American marriage in the early twentieth century has been increasingly built around the autonomy of youth, romantic heterosexual love and intimacy, and contraceptive practice, while the power of the patriarchal family over children’s marriage has weakened. This modern form of marriage began earlier in the U.S. and other industrialized nations, but over the century it emerged in many parts of the world, influenced by consumer capitalism, urbanization, mass media, and women’s employment and political mobilization. Ideals of emotional and sexual intimacy in marriage became very powerful, but they have often clashed with the realities of class and gendered power differences in people’s lives.
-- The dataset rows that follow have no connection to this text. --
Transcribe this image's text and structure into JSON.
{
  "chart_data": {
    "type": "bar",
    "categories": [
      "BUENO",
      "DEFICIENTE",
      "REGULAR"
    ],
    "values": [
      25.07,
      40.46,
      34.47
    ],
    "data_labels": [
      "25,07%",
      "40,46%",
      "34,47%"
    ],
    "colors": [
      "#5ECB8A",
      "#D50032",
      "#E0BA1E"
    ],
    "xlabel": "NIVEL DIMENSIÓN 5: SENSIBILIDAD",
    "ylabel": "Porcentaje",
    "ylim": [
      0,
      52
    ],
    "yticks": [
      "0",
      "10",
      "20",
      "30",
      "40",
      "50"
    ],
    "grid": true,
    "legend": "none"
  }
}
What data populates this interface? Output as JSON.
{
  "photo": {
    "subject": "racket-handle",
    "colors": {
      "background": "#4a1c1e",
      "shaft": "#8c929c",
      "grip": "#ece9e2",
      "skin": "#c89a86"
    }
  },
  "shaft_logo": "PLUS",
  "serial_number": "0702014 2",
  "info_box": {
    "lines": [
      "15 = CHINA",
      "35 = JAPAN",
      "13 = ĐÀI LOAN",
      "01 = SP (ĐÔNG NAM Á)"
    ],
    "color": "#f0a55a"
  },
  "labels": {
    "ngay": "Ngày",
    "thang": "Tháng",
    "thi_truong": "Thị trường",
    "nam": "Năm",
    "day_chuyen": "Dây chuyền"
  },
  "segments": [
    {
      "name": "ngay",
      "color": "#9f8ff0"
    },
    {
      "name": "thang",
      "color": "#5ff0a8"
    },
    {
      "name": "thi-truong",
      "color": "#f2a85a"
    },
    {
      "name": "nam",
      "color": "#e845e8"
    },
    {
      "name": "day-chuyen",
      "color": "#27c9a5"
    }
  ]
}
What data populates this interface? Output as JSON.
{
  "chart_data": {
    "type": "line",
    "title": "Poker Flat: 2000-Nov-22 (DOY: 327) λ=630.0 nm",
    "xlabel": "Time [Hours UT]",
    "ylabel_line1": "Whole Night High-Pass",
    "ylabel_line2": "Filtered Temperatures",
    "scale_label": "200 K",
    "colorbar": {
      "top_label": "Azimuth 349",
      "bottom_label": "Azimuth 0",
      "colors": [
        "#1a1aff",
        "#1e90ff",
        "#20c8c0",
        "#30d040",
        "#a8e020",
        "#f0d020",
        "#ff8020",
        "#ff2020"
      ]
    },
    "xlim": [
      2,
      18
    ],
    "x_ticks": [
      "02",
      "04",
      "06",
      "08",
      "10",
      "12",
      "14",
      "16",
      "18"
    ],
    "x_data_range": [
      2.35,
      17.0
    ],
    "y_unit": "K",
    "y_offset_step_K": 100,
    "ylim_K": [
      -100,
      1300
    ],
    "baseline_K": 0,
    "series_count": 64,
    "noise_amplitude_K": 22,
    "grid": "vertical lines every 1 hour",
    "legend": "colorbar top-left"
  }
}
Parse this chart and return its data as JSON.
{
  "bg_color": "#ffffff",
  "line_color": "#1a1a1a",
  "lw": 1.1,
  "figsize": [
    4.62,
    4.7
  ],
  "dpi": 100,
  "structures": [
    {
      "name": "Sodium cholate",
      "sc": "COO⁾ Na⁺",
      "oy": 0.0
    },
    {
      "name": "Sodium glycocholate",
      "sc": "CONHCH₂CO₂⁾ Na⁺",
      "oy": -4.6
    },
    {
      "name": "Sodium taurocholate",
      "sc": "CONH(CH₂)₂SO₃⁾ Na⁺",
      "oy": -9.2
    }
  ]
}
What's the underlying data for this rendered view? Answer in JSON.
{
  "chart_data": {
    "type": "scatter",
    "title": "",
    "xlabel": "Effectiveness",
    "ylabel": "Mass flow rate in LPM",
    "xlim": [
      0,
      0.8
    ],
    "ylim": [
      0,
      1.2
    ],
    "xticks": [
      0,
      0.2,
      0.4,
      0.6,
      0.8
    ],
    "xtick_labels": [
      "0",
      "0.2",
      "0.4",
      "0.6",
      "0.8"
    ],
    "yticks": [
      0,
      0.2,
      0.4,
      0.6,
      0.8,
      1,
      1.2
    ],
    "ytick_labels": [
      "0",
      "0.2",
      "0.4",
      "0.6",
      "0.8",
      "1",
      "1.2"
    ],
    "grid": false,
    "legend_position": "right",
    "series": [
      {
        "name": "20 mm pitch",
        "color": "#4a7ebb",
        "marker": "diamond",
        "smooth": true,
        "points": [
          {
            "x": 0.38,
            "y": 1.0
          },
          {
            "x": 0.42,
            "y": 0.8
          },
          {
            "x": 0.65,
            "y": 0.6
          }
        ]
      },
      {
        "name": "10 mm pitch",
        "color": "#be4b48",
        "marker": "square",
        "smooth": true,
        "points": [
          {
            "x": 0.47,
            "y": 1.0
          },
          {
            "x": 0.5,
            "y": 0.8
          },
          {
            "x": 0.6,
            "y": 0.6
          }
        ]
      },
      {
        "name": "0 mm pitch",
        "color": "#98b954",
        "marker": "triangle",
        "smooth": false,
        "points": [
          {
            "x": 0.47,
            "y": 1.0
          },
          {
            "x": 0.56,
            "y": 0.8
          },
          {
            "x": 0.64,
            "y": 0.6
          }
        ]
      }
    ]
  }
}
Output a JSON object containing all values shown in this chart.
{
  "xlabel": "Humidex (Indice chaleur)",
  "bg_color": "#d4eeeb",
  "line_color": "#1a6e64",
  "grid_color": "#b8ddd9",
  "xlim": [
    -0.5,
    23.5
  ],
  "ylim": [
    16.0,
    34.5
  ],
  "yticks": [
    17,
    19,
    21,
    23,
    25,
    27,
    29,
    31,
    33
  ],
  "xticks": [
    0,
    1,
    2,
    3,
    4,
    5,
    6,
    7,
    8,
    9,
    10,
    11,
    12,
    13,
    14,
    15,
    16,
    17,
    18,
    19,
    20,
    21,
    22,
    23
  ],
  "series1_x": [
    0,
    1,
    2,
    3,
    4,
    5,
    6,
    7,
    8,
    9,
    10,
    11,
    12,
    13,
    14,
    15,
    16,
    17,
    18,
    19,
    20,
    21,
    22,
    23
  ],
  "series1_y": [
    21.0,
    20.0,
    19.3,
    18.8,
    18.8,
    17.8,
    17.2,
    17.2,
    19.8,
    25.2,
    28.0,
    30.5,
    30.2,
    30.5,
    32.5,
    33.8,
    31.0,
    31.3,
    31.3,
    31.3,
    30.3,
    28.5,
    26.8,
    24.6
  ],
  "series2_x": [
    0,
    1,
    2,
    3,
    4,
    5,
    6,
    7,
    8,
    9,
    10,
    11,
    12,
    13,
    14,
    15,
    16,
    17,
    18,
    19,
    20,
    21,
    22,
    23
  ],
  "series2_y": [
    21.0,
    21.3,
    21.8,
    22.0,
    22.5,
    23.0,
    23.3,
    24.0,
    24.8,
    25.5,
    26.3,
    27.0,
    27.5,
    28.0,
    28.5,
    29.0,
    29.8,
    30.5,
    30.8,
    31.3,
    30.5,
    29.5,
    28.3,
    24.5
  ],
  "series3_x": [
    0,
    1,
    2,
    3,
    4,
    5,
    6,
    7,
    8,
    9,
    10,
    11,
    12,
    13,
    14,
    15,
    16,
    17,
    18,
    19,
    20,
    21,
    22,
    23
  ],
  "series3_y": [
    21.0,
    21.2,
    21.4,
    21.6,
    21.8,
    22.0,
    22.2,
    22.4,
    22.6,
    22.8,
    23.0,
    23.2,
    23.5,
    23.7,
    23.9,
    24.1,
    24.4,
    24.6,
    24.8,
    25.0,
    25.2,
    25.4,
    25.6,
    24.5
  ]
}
This lecture examines how Americans and others have experienced and sought to re-think the inner dynamics of modern marriage in the mid- to late-twentieth century.
Since at least the 1920s advice columns such as that of the popular (white) Dorothy Dix have formed staple fare in newspapers. They were also featured in African-American newspapers, which were a critical social and political institution for black communities through the twentieth century. This lecture looks at the long-running “Naomi’s Advice” column in the Norfolk, Virginia, African-American weekly, the Journal and Guide, one of the largest-circulation black newspapers of the mid-twentieth century. “Naomi” and her majority-female correspondents offer insights into both middle-class African-American norms for marriage and the gendered experiences and complaints of ordinary readers in Virginia and North Carolina. The columnist’s tone and perspective differed from that of similar white advice writers, and her divergent advice to single and married women points to imperatives for African-American women’s survival, as well as the cultural power of marriage.